Classical Music and Cold War : Musicians in the GDR
A film by Thomas Zintl
Featuring artists and contemporary witnesses including Peter Schreier, Kurt Masur, Jochen Kowalski and Siegfried Lorenz
German language (subtitles in Italian, English, French and Spanish)
Region Code: 0; Aspect Ratio: 16:9; PCM Stereo
ARTHAUS 101655 DVD [52:00]
 
The documentary is fascinating and frustrating in roughly equal terms. In some ways it’s a history of classical music in the GDR (East Germany) between 1945 and 1989, but it tells that story with the lightest of touches. It mentions issues such as the value the Russian occupiers put on culture and how quickly the cultural institutions of East Germany were built up after 1945 - and to what end - as well as the cultural consequences of the building of the Berlin Wall. However, it touches on all of these things only very lightly, and it often left me with more questions than answers. We are introduced to fascinating characters such as Walter Felsenstein, the intendant of the Deutsche Oper Berlin after it was rebuilt on Unter den Linden, but no sooner are their stories introduced than they are snatched away. I wanted to know, for example, about the extent of state intervention in programming and repertoire, but beyond a brief discussion on formalism there was very little about that at all.
 
The other main focus is on what it was like to be an artist during this period, and it explores a little of what it was like to be an internationally respected artistic institution in the GDR, such as the Staatskapelle Dresden or the Thomanenchor, and the issues that followed them on international tours. The highest profile individual featured is tenor Peter Schreier, who speaks of what it was like to be a soloist working in both east and west. Various musicians speak of the difficulties of getting permission to travel to the west, as well as the dilemmas surrounding defection. Most intriguingly of all, some spoke of being recruited by the Stasi as collaborators, but again this thread disappeared before it was properly explored.
 
The most interesting section, for me, dealt with the state recording company, Eterna/Deutsche Schallplatten. Its history and success makes for an interesting story, as is the tale of the company’s cooperation with Deutsche Grammophon - the companies would often reach an agreement where Eterna would release a recording in the Comecon countries and DG would license it everywhere else.

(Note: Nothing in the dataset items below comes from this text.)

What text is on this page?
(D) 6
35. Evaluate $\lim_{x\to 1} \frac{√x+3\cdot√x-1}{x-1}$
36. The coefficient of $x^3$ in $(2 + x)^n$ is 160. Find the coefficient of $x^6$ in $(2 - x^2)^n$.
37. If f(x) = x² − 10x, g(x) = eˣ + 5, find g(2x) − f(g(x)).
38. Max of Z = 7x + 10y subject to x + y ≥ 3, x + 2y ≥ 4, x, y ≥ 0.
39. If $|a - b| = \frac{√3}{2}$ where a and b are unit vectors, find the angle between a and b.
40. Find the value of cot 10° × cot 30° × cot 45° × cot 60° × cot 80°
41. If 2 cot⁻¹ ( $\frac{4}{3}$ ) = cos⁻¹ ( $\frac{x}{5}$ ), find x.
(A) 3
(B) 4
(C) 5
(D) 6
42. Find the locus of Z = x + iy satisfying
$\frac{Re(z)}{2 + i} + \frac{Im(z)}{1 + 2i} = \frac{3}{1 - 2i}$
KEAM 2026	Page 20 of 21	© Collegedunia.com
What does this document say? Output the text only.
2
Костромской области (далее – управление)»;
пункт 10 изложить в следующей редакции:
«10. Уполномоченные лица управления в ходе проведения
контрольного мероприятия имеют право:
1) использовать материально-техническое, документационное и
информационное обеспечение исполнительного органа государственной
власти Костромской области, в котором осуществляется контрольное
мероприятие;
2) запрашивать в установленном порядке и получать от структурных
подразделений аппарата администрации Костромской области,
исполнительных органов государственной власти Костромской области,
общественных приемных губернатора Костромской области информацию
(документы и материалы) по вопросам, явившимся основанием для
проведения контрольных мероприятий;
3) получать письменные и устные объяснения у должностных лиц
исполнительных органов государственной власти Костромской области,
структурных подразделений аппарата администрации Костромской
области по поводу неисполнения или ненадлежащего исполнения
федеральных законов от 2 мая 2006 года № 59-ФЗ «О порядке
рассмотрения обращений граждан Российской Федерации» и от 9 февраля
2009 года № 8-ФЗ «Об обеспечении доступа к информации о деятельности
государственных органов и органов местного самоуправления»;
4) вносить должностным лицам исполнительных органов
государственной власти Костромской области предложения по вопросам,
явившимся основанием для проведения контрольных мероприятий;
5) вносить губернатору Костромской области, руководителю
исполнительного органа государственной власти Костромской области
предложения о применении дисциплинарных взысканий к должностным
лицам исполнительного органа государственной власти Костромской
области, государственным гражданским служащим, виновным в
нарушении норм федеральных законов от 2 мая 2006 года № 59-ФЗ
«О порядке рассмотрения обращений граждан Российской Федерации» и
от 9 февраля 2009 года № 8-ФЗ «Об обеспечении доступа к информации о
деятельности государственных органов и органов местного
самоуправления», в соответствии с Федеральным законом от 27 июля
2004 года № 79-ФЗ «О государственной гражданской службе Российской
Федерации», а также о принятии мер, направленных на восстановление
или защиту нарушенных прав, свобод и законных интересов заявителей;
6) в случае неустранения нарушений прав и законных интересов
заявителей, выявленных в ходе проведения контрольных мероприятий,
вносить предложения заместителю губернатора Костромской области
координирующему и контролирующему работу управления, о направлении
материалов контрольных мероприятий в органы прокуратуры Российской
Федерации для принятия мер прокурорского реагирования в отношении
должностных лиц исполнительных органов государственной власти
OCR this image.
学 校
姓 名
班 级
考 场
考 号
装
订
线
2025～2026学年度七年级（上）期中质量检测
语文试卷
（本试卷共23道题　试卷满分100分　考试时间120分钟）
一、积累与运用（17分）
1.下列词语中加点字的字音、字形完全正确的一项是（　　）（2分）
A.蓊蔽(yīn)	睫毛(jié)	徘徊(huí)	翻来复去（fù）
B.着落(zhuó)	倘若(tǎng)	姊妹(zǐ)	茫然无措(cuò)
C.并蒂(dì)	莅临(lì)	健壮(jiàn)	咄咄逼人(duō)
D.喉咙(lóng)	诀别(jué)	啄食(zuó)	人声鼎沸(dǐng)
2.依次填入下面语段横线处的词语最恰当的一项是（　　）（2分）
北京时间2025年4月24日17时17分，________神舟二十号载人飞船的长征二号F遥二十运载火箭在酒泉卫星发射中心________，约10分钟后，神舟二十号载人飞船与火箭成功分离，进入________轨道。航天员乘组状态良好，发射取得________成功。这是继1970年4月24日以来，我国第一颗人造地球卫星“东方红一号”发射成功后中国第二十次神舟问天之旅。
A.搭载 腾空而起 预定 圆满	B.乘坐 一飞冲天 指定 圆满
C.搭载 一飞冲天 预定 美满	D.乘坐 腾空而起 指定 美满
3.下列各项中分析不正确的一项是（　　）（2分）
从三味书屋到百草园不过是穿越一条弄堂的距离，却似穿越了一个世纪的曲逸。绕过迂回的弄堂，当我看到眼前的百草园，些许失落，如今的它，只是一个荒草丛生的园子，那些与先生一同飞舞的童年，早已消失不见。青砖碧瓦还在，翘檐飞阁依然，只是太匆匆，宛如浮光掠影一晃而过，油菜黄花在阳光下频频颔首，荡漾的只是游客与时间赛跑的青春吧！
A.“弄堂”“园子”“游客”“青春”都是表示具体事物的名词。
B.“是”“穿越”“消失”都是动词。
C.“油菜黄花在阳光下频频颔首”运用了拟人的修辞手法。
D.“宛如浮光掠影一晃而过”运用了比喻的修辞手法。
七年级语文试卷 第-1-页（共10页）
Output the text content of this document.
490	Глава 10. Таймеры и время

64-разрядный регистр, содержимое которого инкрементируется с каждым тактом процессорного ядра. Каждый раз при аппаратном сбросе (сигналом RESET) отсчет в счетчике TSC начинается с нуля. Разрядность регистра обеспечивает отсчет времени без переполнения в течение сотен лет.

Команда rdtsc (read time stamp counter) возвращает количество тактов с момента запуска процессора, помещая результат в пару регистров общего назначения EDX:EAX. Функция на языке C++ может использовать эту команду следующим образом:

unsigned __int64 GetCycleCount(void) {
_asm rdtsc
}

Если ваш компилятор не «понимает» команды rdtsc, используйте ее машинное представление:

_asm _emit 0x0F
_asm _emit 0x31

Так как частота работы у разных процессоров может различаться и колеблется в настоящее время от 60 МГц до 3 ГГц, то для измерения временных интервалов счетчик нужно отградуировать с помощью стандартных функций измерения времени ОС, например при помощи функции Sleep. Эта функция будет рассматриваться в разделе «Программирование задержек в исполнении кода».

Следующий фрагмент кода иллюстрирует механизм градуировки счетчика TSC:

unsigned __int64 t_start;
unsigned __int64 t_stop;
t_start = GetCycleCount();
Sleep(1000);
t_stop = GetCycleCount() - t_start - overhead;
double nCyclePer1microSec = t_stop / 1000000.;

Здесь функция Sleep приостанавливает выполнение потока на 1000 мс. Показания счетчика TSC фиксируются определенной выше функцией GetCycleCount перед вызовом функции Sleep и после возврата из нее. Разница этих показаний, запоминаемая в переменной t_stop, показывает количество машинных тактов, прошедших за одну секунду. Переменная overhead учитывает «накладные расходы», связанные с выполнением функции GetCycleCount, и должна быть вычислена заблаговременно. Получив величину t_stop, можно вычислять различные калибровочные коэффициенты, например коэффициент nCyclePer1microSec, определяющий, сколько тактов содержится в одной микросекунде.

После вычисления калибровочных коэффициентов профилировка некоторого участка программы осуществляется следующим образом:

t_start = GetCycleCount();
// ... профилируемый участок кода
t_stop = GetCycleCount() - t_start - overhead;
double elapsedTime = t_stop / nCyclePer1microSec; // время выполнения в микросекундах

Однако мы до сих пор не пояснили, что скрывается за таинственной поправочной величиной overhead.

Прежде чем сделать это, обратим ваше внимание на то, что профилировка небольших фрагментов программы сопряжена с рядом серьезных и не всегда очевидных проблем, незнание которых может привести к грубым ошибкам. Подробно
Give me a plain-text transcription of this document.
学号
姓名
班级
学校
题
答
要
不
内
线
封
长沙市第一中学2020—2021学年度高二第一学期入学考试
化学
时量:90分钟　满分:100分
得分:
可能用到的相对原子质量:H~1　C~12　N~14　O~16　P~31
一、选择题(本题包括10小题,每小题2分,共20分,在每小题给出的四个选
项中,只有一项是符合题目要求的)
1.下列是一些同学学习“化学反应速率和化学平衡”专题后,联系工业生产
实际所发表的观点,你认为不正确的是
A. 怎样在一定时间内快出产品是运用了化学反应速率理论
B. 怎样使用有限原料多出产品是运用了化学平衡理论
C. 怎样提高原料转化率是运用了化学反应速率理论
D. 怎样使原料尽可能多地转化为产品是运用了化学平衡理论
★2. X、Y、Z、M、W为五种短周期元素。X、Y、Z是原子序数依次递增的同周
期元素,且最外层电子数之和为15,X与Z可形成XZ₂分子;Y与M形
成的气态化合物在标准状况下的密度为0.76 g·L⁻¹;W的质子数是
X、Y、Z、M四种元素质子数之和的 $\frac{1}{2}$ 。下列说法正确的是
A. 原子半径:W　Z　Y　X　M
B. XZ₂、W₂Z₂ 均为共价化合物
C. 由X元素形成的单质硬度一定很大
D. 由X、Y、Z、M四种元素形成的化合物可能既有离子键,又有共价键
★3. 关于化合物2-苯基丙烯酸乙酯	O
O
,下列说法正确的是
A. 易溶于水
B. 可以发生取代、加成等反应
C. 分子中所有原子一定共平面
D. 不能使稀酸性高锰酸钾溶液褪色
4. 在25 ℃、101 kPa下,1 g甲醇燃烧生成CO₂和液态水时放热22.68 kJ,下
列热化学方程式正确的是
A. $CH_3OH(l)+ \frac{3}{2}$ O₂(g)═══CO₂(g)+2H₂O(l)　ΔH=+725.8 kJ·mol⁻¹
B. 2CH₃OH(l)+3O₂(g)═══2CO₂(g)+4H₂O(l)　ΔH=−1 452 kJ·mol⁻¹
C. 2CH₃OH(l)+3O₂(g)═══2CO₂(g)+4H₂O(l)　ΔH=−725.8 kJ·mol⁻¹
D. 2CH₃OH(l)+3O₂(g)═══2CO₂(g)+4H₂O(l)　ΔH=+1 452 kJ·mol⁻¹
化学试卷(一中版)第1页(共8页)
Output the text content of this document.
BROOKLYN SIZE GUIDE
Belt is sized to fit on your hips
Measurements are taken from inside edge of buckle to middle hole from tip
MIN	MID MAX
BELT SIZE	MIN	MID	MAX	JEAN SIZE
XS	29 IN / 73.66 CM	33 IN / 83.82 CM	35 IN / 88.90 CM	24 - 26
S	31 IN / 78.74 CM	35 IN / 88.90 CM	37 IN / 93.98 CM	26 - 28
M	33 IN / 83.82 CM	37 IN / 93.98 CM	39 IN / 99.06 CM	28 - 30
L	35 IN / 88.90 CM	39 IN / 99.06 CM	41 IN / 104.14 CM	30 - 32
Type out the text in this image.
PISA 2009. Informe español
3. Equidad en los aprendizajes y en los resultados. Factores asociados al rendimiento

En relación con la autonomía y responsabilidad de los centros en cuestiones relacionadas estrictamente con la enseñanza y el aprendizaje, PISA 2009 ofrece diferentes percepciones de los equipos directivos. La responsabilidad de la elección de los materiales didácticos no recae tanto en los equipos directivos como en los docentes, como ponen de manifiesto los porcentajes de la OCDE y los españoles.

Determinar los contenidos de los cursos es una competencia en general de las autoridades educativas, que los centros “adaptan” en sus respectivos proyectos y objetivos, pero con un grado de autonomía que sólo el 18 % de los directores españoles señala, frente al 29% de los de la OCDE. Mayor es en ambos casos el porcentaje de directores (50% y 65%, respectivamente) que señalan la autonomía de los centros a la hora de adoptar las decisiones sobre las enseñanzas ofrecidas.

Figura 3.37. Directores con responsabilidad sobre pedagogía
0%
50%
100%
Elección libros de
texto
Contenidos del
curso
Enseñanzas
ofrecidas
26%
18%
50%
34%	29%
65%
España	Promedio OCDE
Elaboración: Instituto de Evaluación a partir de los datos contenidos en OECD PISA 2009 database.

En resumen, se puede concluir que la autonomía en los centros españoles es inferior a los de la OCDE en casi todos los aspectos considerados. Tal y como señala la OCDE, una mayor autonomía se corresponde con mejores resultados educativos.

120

One man who worked for Deutsche Schallplatten says, tellingly, that “in the GDR records were as important as food: people needed them to escape from their everyday problems.” They also talk briefly about Karajan’s Meistersinger recording in Dresden and the issues that surrounded that but, again, as soon as I was getting into the story I found them moving on to something else. The Wende and the collapse of the GDR are barely mentioned at all before the film ends. If this story is worth telling - and it surely is - then isn’t it worth taking more time to tell it properly?
 
Simon Thompson
 
If this story is worth telling - and it surely is - then isn’t it worth taking more time to tell it properly?